One common pattern is observing the GPU sporadically jumping to 100% utilization and then dropping back to 0%, with this cycle repeating over time. This hints at a bottleneck in the interplay between data loading and GPU processing. In libraries like PyTorch or TensorFlow, a first step would be to check the configuration of the data loader. A data loader is responsible for loading data in the background and providing it to the GPU. Common parameters include the number of worker processes, batch size, pre-fetch factor, etc. The optimal values depend on the available compute resources (e.g., number of CPU cores, CPU and GPU memory) and the nature of the problem to solve (some ML tasks like contrastive learning require large batch sizes to perform well).

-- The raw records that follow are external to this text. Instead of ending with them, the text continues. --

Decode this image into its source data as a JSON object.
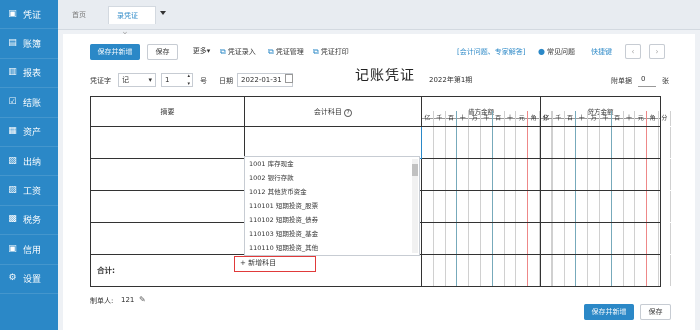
{
  "sidebar": {
    "items": [
      {
        "icon": "voucher-icon",
        "glyph": "▣",
        "label": "凭证"
      },
      {
        "icon": "ledger-icon",
        "glyph": "▤",
        "label": "账簿"
      },
      {
        "icon": "report-icon",
        "glyph": "▥",
        "label": "报表"
      },
      {
        "icon": "checkout-icon",
        "glyph": "☑",
        "label": "结账"
      },
      {
        "icon": "assets-icon",
        "glyph": "▦",
        "label": "资产"
      },
      {
        "icon": "cashier-icon",
        "glyph": "▧",
        "label": "出纳"
      },
      {
        "icon": "salary-icon",
        "glyph": "▨",
        "label": "工资"
      },
      {
        "icon": "tax-icon",
        "glyph": "▩",
        "label": "税务"
      },
      {
        "icon": "credit-icon",
        "glyph": "▣",
        "label": "信用"
      },
      {
        "icon": "settings-icon",
        "glyph": "⚙",
        "label": "设置"
      }
    ]
  },
  "tabs": {
    "home": "首页",
    "active": "录凭证",
    "close_glyph": "×"
  },
  "toolbar": {
    "save_new": "保存并新增",
    "save": "保存",
    "more": "更多",
    "more_caret": "▾",
    "entry": "凭证录入",
    "manage": "凭证管理",
    "print": "凭证打印",
    "help_link": "[会计问题、专家解答]",
    "faq": "常见问题",
    "shortcut": "快捷键",
    "prev_glyph": "‹",
    "next_glyph": "›"
  },
  "voucher": {
    "word_label": "凭证字",
    "word_value": "记",
    "number_value": "1",
    "number_unit": "号",
    "date_label": "日期",
    "date_value": "2022-01-31",
    "title": "记账凭证",
    "period": "2022年第1期",
    "attachment_label": "附单据",
    "attachment_value": "0",
    "attachment_unit": "张"
  },
  "table": {
    "col_summary": "摘要",
    "col_subject": "会计科目",
    "col_debit": "借方金额",
    "col_credit": "贷方金额",
    "digits": [
      "亿",
      "千",
      "百",
      "十",
      "万",
      "千",
      "百",
      "十",
      "元",
      "角",
      "分"
    ],
    "total_label": "合计:"
  },
  "dropdown": {
    "items": [
      "1001 库存现金",
      "1002 银行存款",
      "1012 其他货币资金",
      "110101 短期投资_股票",
      "110102 短期投资_债券",
      "110103 短期投资_基金",
      "110110 短期投资_其他"
    ],
    "add_label": "+ 新增科目"
  },
  "footer": {
    "maker_label": "制单人:",
    "maker_value": "121",
    "save_new": "保存并新增",
    "save": "保存"
  }
}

For example, a typical configuration for the PyTorch data loader might look like this:
from torch.utils.data import DataLoader
train_loader = DataLoader(
dataset=train_dataset,
batch_size=128,
shuffle=True,
num_workers=4,
pin_memory=True,
prefetch_factor=2
)
In this setup:
batch_size=128
defines the number of samples processed before the model is updated.num_workers=4
uses four subprocesses for data loading.pin_memory=True
enables faster data transfer to the GPU.prefetch_factor=2
allows the loader to prefetch batches in advance.
Furthermore, disk utilization can also be a bottleneck if reading the data is much slower than processing it. This can be mitigated by replacing a regular HDD with an SSD.1 I experienced this problem when working with image data.
Common CLI tools for bottleneck investigation are nvidia-smi
for GPU monitoring and htop
for CPU monitoring. To monitor disk utilization, tools like iotop
or iostat
are useful. For example, you can use iotop
to see real-time disk I/O usage:
sudo iotop
This command displays a list of processes performing I/O operations, helping you identify if disk I/O is the bottleneck.
Also, profiling tools like PyTorch Profiler can provide insights into performance issues by analyzing the time spent on data loading versus computation. Here’s how you might use it:
import torch
from torch.profiler import profile, record_function, ProfilerActivity
with profile(activities=[ProfilerActivity.CPU, ProfilerActivity.CUDA], record_shapes=True) as prof:
for batch in train_loader:
# Your training loop here
pass
print(prof.key_averages().table(sort_by="cpu_time_total", row_limit=10))
By examining the profiler output, you can identify bottlenecks in your code and adjust accordingly.
Major cloud providers like AWS or GCP make it easy to attach an additional fast SSD to a virtual machine. ↩︎